Posts Tagged ‘Blue Zone’

A Celebration of Life

August 6, 2010

I'm 3/4 the Man I Used to Be.

When I first started this blog, I was aware that there was nothing special about cooking in a coffeepot, it was just a crutch to force me to make portion controlled meals that were ready to be eaten when I got home from work.  My weight at the time was about 240 and I had a hundred excuses why it would never get any lower.  When challenged by Dagny and Cait, I was 245 at Thanksgiving and had already shed 5 pounds by the first of the year.  Since that time my family has been questioning my mental health as I stick to cooking very weird and  challenging gourmet meals in my coffeepot.

Near my Maximum of 265 Pounds.

I am now down to 192 which is my lightest in 25 years and I have noticed a mental transformation in that I am starting to develop an anorexic personality.  I mean I am not happy with my current weight and I am thinking in terms of 165 as an ideal which would put me about 100 pounds lighter than my peak.  Now before anybody starts worrying about my massive weight loss, I might point out that I have finally moved from the obese weight zone to overweight and at 165, I would still be classified as overweight even though it would be tough to find any fat on my body.

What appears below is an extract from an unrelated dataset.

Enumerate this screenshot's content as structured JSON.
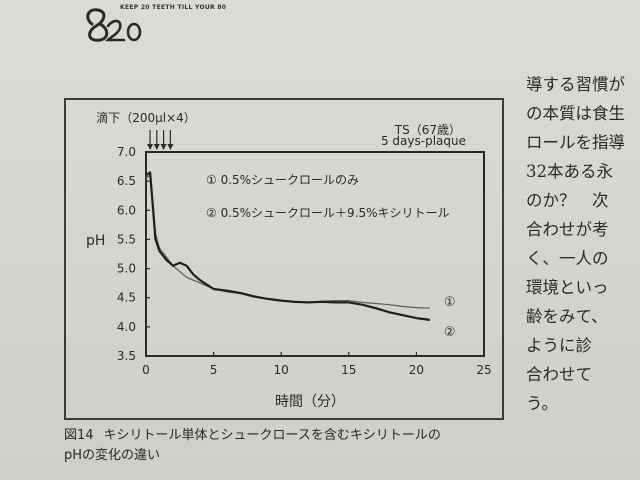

Another transformation was the suffering of a stroke when I was  in excellent shape and had dropped about 30 pounds.  I find now that exercise is a passion and mostly out of fear for an unnamed  mental condition.  I would call it pelagic-phobia and its my manic fear of paralysis.  My mini stoke only left me paralyzed for an hour and I know that this is a medical condition I never want to experience again.  I am now exercising intentionally more than I ever have since 1981 when I actually ran every lunch time along the Melvin Evans Highway.  Since that only lasted a couple of months, this makes my longest continuous period of physical fitness since 1964.  I am also getting into that blue zone habit of working more around the house .

At this point in my life I am not concerned with my obsessive Fear of Paralysis or Anorexia.  It would seem that both are working together to take me on a path of  healthy longer life even if I am a little nuts.